R E M I G I U S [1]

évêque de Rouen de ? 755 à ? 771/2

Fils naturel de Charles-Martel [2], Remigius [3] reçoit de son demi-frère Pépin divers biens bourguignons, dont des biens de l'église de Langres [4].
Les Gesta sanctorum patrum Fontanellensis coenobii du IXe siècle [5] rapportent qu'après la déposition de l'évêque Ragenfridus, en 755, c'est à Remigius qu'est donné l'évêché de Rouen.
En 760 [6], le roi Pépin l'envoie avec le dux Autcharius en mission en Italie pour régler les différends entre le pape Paul Ier et le roi lombard Desiderius, mission remplie en partie avec succès en avril de cette année.
Dans une autre lettre à Pépin [7], le pape [8] rapporte que Remedius avait fait venir de Rome Symeon, chef de la schola cantorum, pour instruire ses moines dans le chant liturgique romain; celui-ci ayant dû rentrer prématurément, Remedius envoie ses propres moines à Rome afin d'y parfaire leur formation.
Remedius vocatus [9] episcopus civitate Rodoma souscrit l'association de prières [10] conclue lors du synodus conventus d'Attigny qui se tient vraisemblablement en 762.
D'après la tradition [11], Remigius Rotomagensem episcopum aurait été chargé par Pépin de ramener à Montecassino les reliques de saint Benoît alors au monastère de Fleury, ce que seul un miracle aurait empêché [12].
Par un diplôme non daté [13], le roi Charles le Chauve confirme les chanoines de l'église cathédrale (Sainte-Marie) dans la possession de leur mense canoniale composée de biens qui leur ont été successivement attribués par l'archevêque Remigius [14], ceux-ci leur ayant été confirmés par un précepte de Charlemagne [15], puis par les successeurs de Remigius sur le siège de Rouen; suit l'énumération de ces biens [16].
Le 26 mai 876 [17], Charles le Chauve confirme aux moines du monastère de Saint-Pierre, où repose le corps de saint Ouen [18], la possession et l'administration des biens affectés à leurs besoins, conformément à l'attribution qui leur en avait été faite au temps de l'évêque Remigius [19], et énumère ces biens [20]. Il stipule en outre que des avoués seront établis à perpétuité sur tous les domaines où il en a existé au temps de l'évêque Remigius [21].
La date de la mort de Remigius est placée par des textes très postérieurs en 771 ou 772 [22], au 19 janvier [23].
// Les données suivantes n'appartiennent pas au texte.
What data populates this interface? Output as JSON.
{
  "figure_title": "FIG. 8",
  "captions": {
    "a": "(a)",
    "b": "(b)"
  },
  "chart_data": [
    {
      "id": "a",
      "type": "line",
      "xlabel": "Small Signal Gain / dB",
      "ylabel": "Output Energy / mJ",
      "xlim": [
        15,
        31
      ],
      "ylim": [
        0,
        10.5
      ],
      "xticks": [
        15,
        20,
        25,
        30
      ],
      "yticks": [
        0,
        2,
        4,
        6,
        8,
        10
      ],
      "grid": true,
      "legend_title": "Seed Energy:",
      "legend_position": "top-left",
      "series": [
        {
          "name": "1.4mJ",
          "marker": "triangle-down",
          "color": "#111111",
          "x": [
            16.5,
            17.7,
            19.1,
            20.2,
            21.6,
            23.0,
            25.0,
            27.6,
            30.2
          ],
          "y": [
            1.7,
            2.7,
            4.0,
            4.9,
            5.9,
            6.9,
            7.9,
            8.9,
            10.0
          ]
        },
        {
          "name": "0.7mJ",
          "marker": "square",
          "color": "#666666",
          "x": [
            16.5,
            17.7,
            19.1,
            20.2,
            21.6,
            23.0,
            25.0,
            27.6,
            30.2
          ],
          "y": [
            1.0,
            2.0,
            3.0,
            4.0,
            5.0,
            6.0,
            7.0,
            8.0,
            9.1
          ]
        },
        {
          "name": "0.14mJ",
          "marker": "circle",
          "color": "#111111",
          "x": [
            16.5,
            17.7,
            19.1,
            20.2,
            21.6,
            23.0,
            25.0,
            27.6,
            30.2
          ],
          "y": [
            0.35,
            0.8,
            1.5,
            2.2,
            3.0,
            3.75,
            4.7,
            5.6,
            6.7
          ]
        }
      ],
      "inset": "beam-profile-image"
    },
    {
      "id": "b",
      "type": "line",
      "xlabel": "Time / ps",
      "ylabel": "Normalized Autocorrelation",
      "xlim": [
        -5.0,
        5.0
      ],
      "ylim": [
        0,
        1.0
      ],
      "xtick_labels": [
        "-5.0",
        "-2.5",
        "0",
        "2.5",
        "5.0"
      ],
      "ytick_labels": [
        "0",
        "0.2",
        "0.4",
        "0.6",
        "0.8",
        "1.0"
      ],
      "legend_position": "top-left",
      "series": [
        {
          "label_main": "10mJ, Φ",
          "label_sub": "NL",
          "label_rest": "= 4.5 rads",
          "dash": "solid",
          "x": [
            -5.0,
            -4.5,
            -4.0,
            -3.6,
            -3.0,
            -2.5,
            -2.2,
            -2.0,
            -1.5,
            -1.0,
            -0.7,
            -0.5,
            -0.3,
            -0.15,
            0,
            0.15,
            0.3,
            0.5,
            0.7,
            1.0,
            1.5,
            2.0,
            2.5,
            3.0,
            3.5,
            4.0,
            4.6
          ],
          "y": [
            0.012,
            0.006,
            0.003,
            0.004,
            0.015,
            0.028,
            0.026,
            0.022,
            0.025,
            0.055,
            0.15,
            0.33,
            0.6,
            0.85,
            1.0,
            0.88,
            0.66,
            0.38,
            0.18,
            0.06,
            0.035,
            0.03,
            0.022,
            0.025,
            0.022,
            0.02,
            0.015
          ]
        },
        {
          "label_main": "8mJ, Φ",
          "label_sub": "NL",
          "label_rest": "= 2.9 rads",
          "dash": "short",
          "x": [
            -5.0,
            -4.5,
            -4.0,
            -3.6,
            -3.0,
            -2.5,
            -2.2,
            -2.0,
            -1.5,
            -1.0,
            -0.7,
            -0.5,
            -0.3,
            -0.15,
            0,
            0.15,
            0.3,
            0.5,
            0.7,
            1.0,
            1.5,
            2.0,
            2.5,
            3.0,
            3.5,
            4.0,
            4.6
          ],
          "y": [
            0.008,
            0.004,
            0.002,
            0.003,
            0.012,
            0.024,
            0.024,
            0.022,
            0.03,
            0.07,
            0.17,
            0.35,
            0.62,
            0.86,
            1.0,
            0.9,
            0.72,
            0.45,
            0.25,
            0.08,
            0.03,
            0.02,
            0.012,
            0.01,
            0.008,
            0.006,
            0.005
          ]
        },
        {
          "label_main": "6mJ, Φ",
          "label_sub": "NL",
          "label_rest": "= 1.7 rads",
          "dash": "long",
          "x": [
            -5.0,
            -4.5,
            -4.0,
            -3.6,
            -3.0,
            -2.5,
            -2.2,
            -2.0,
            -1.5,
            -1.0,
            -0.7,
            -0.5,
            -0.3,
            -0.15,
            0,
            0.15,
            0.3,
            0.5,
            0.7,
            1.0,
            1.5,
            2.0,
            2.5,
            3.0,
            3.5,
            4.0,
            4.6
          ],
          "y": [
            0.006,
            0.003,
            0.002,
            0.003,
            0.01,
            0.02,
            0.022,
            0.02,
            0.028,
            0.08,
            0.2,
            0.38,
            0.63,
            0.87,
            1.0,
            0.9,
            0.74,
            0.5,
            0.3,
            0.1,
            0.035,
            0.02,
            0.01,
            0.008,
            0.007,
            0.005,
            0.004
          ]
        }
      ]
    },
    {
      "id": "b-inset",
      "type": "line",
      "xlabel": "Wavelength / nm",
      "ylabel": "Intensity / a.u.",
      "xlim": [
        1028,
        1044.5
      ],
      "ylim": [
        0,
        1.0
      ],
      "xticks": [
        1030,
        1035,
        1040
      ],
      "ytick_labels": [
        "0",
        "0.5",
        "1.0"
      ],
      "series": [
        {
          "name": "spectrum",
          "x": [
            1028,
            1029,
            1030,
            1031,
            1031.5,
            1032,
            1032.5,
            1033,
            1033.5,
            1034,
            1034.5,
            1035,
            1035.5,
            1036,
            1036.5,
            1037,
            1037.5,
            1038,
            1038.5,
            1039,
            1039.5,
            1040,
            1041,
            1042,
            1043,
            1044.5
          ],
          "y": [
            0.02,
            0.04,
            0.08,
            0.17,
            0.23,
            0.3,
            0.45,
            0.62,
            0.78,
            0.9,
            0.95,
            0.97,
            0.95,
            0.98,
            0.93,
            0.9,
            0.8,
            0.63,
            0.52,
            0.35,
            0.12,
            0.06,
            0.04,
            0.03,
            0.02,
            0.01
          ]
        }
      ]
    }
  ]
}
[1] Autres formes onomastiques: Remedius, Remegus.
[2] Codex Carolinus n° 19 et 41, MGH Epistolae III p. 519-520 et 553-554 (Jaffé, Mon. Carol., p. 86-88 et 139-140): Remedius germanus vester (= Pépin); Pradié, Chronique, c. VIII/3 p. 100; Lohier/Laporte, Gesta, p. 62: Remigio, fratri eiusdem gloriosi regis Pippini; Adrevaldi Miracula s. Benedicti, MGH SS XV,1 p. 485: Remigium Rotomagensem episcopum, naturalem suum (= Charles-Martel) ac Karlomanni fratrem; Genealogia comitum Flandriae, I, MGH SS IX p. 302: Karolus senior et dux genuit Pipinum, Karlomannum, Griphonem et Bernardum ex regina, Remigium et Geronimum ex concunbina; cf. Hlawitschka, Die Vorfahren,  p. 79-81 n° 32, 42 et 44.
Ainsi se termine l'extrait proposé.